FAIRBANKS — We were face down in the blueberry patch, my daughter Kristine and I, hardly aware of anything except the azure clusters amid the greenery. My grandson and husband were 50 yards away, sitting by the car.
Gnats, flies and bees zipped around our heads, but we were hypnotised by the berries and we barely noticed them, well, until the bug spray wore off. We didn’t notice much else, maybe the leaves clapping with the breeze. Intermittently, a tractor trailer would rumble by on the dirty Dalton Highway in the distance. But most of the time, it was just my girl, my grandson, my husband and I rustling the bushes gathering the blue treasure.
There were so many of them, the kind of bounty that when you close yours eyes, all you can see is blue, in the secret spot shared with me by friends and family.
Every July, I start getting antsy, feeling like I need to check the berry bushes. It’s been that way in my family since I was a girl, and likely for any Alaskan who is connected to seasons and the land. My mother took me to the woods as often as she could while I grew up in Fairbanks.
Last year, my friends Barb Andon, Dorthea Adams and my cousin Joni Nelson took me to this wild berry patch. The berries lulled us into a trance, while we quietly remembered our childhood spent with our families in the wild during blueberry season. We remembered our dead. We remembered our Athabascan heritage. We filled our buckets.
Last winter I often daydreamed about this lovely place, smelt the labrador tea, felt the warmth of the sun and slight breeze and saw the blue. I heard the plunk of the berries hitting the bucket bottom until it was covered. This was one of the wildest places I had ever been.
I had to go back. This time I brought Kristine, her son and my husband. It was another chance to continue the family lessons of the woods.
My husband and I have been bringing our three daughters blueberry picking since they were small. At first we left with a scant cup, but in the last trips, the girls competed with one another to see who could pick the most. We had an abundance of berries then.
I made sure to tell them about the men and women of our family who took me to the wild when I was a girl — how Uncle Don loved my mother’s blueberry pie, and no matter what, we always made sure to pick enough for her pie. My mom and her sister would talk quietly with each other. The summer of my childhood meant family and berries and tradition. I had to pass this on to them.
The girls are grown. Kristine is the only one who lives in Fairbanks. Our grandson, Mack Benn, now 10, is no stranger to nature.
“Do you want me to find you a really good patch?” he asks while we sprawled among the brush. We say yes and off he goes. A minute later, “I found one!” We reluctantly move from our abundant bushes and go see. Yes, blue as far as you can see.
Mack sits down and swallows handfuls of berries while his mother and I hunker down again.

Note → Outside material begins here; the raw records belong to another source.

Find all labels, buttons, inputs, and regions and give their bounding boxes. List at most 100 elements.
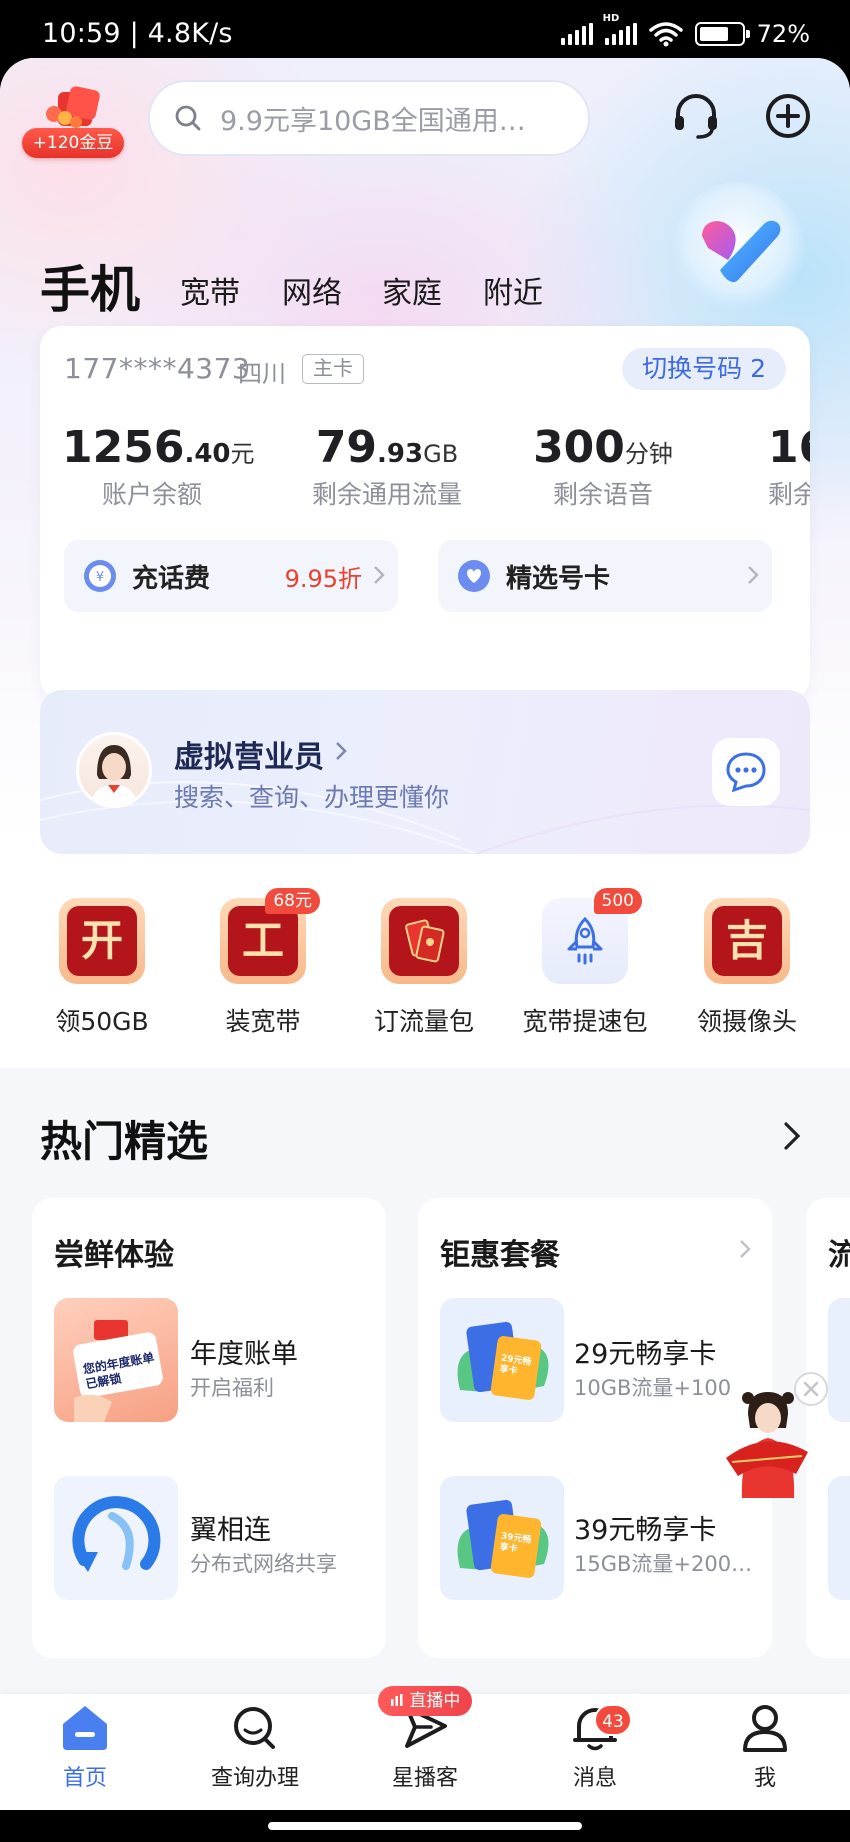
promo-character-icon[interactable] <box>722 1388 812 1498</box>
rocket-icon: 500 <box>542 888 642 984</box>
hot-picks-title: 热门精选 <box>40 1117 209 1166</box>
sim-29-image[interactable]: 29元畅享卡 <box>440 1298 564 1422</box>
gold-beans-label: +120金豆 <box>22 128 124 158</box>
balance-label: 账户余额 <box>101 480 202 509</box>
clerk-avatar <box>76 732 152 808</box>
wing-link-title[interactable]: 翼相连 <box>190 1508 271 1547</box>
recharge-discount: 9.95折 <box>284 564 362 593</box>
annual-bill-sub: 开启福利 <box>190 1376 274 1400</box>
sim-29-sub: 10GB流量+100 <box>574 1376 732 1400</box>
main-card-tag: 主卡 <box>302 354 364 384</box>
region-label: 四川 <box>238 360 286 388</box>
switch-number-button[interactable]: 切换号码 2 <box>622 348 786 390</box>
sim-29-title[interactable]: 29元畅享卡 <box>574 1332 716 1371</box>
wing-link-image[interactable] <box>54 1476 178 1600</box>
trial-card-title: 尝鲜体验 <box>54 1238 174 1273</box>
balance-stat[interactable]: 1256.40元 账户余额 <box>62 422 255 511</box>
voice-stat[interactable]: 300分钟 剩余语音 <box>528 422 678 511</box>
number-card-label: 精选号卡 <box>506 563 611 594</box>
chevron-right-icon <box>374 566 385 584</box>
count-badge: 500 <box>593 888 642 914</box>
wifi-icon <box>648 22 683 47</box>
flow-card[interactable]: 流 <box>806 1198 850 1658</box>
tab-phone[interactable]: 手机 <box>40 250 140 322</box>
quick-data-pack-label: 订流量包 <box>373 1007 474 1036</box>
live-badge-text: 直播中 <box>409 1691 461 1711</box>
user-icon <box>743 1705 787 1752</box>
recharge-label: 充话费 <box>132 563 211 594</box>
nav-query[interactable]: 查询办理 <box>185 1702 325 1792</box>
nav-home-label: 首页 <box>62 1766 107 1791</box>
quick-camera-label: 领摄像头 <box>696 1007 797 1036</box>
add-icon[interactable] <box>762 90 814 142</box>
nav-home[interactable]: 首页 <box>15 1702 155 1792</box>
chevron-right-icon <box>336 742 347 760</box>
tab-network[interactable]: 网络 <box>282 268 342 312</box>
quick-camera[interactable]: 吉 领摄像头 <box>682 898 812 1038</box>
brand-heart-icon <box>672 182 804 314</box>
sim-39-sub: 15GB流量+200… <box>574 1552 753 1576</box>
sim-39-image[interactable]: 39元畅享卡 <box>440 1476 564 1600</box>
work-icon: 工 68元 <box>220 888 320 984</box>
tab-broadband[interactable]: 宽带 <box>180 268 240 312</box>
live-bars-icon <box>391 1694 403 1706</box>
search-service-icon <box>234 1707 275 1749</box>
clerk-title: 虚拟营业员 <box>174 740 324 775</box>
status-time: 10:59 | 4.8K/s <box>42 18 233 49</box>
data-label: 剩余通用流量 <box>311 480 462 509</box>
customer-service-icon[interactable] <box>670 90 722 142</box>
open-icon: 开 <box>59 898 145 984</box>
annual-bill-image[interactable]: 您的年度账单已解锁 <box>54 1298 178 1422</box>
voice-label: 剩余语音 <box>552 480 653 509</box>
chevron-right-icon[interactable] <box>782 1120 802 1152</box>
lucky-icon: 吉 <box>704 898 790 984</box>
trial-card: 尝鲜体验 您的年度账单已解锁 年度账单 开启福利 翼相连 分布式网络共享 <box>32 1198 386 1658</box>
search-bar[interactable]: 9.9元享10GB全国通用… <box>148 80 590 156</box>
chevron-right-icon[interactable] <box>738 1238 752 1260</box>
number-card-button[interactable]: 精选号卡 <box>438 540 772 612</box>
gold-beans-badge[interactable]: +120金豆 <box>22 84 124 158</box>
message-count-badge: 43 <box>594 1704 632 1736</box>
home-indicator[interactable] <box>268 1822 582 1830</box>
battery-percent: 72% <box>756 20 810 48</box>
app-screen: +120金豆 9.9元享10GB全国通用… 手机 宽带 网络 家庭 附近 177… <box>0 58 850 1810</box>
quick-speed-pack[interactable]: 500 宽带提速包 <box>520 888 650 1038</box>
extra-stat[interactable]: 16 剩余 <box>768 422 810 511</box>
annual-bill-title[interactable]: 年度账单 <box>190 1332 298 1371</box>
nav-messages-label: 消息 <box>572 1766 617 1791</box>
quick-50gb[interactable]: 开 领50GB <box>37 898 167 1038</box>
cellular-signal-icon <box>560 23 593 45</box>
chat-button[interactable] <box>712 738 780 806</box>
tab-nearby[interactable]: 附近 <box>483 268 543 312</box>
account-card: 177****4373 四川 主卡 切换号码 2 1256.40元 账户余额 7… <box>40 326 810 700</box>
nav-podcast-label: 星播客 <box>391 1766 458 1791</box>
price-badge: 68元 <box>265 888 320 914</box>
quick-speed-pack-label: 宽带提速包 <box>522 1007 648 1036</box>
nav-query-label: 查询办理 <box>210 1766 299 1791</box>
home-icon <box>63 1706 107 1750</box>
chevron-right-icon <box>748 566 759 584</box>
recharge-button[interactable]: ¥ 充话费 9.95折 <box>64 540 398 612</box>
clerk-subtitle: 搜索、查询、办理更懂你 <box>174 783 450 812</box>
wing-link-sub: 分布式网络共享 <box>190 1552 337 1576</box>
svg-text:¥: ¥ <box>96 570 104 585</box>
package-card-title: 钜惠套餐 <box>440 1238 560 1273</box>
hd-signal-icon: HD <box>603 13 637 45</box>
virtual-clerk-banner[interactable]: 虚拟营业员 搜索、查询、办理更懂你 <box>40 690 810 854</box>
nav-me-label: 我 <box>753 1766 776 1791</box>
nav-me[interactable]: 我 <box>695 1702 835 1792</box>
live-badge[interactable]: 直播中 <box>378 1686 473 1716</box>
tab-home[interactable]: 家庭 <box>382 268 442 312</box>
extra-label: 剩余 <box>768 480 810 509</box>
quick-broadband-install[interactable]: 工 68元 装宽带 <box>198 888 328 1038</box>
sim-39-title[interactable]: 39元畅享卡 <box>574 1508 716 1547</box>
search-icon <box>175 105 201 131</box>
status-bar: 10:59 | 4.8K/s HD 72% <box>0 0 850 62</box>
battery-icon <box>694 22 750 46</box>
quick-data-pack[interactable]: 订流量包 <box>359 898 489 1038</box>
quick-broadband-install-label: 装宽带 <box>225 1007 301 1036</box>
phone-number: 177****4373 <box>64 352 251 385</box>
package-card: 钜惠套餐 29元畅享卡 29元畅享卡 10GB流量+100 39元畅享卡 39元… <box>418 1198 772 1658</box>
yuan-coin-icon: ¥ <box>84 560 116 592</box>
data-stat[interactable]: 79.93GB 剩余通用流量 <box>292 422 482 511</box>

Worries and cares seem to fall away in the woods. Occasionally we have to remember to make noise or sing to scare off any stray bears, or at least raise our heads for a look around.
I think about my ancestors, the Gwich’in. Berry picking wasn’t a luxury, but a necessity. I look around and wonder if they found peace in the patch like I do. They traveled by foot or boat or dog sled, and gathering food took a lot of energy. I image they learned to live in the silence of the taiga forest and could fade in and out of the trees without a sound. Making unnecessary noise must have been sacrilage and only neccessary for safety. Now if one of us goes a short ways away, the brush and woods muffle our voices. I can see how easy it would be to get lost.
Living off the land is hard, and I don’t have the ability, nor the time. Like so many urban Alaska Natives, I have to take time off of work to go to the woods and find myself, be with my family and pass tradition along.
On social media, friends say they are back in their home villages, visiting family, going to fish camp, and making a trip to the berry patch. My mother’s home village was Venetie, but she left when she was a child for school. She was Gwich’in and Alutiiq, and her family was from the Chandalar River area and Tatitlek. She was a child of orphans, and little of either culture made it to me. But mom didn’t let me forget who I was or where I came from.
Now, I realize my heritage and my home village is the berry patch.
I look at Kristine. Her bucket is full and for the first time she has outpicked me.
“My hands are cramping,” she says. I tell her to find a nice spot nearby and enjoy the sun while I finish my bucket. She does and settles into the moss with a sigh. She looks around.
“I think I better sit over there,” she says while looking in the direction of a wall of blue.
And she does.
Diana Campbell is a Gwich’in/Alutiiq writer. She lives in Fairbanks with her husband, Mack Campbell. They have three daughters and two grandchildren.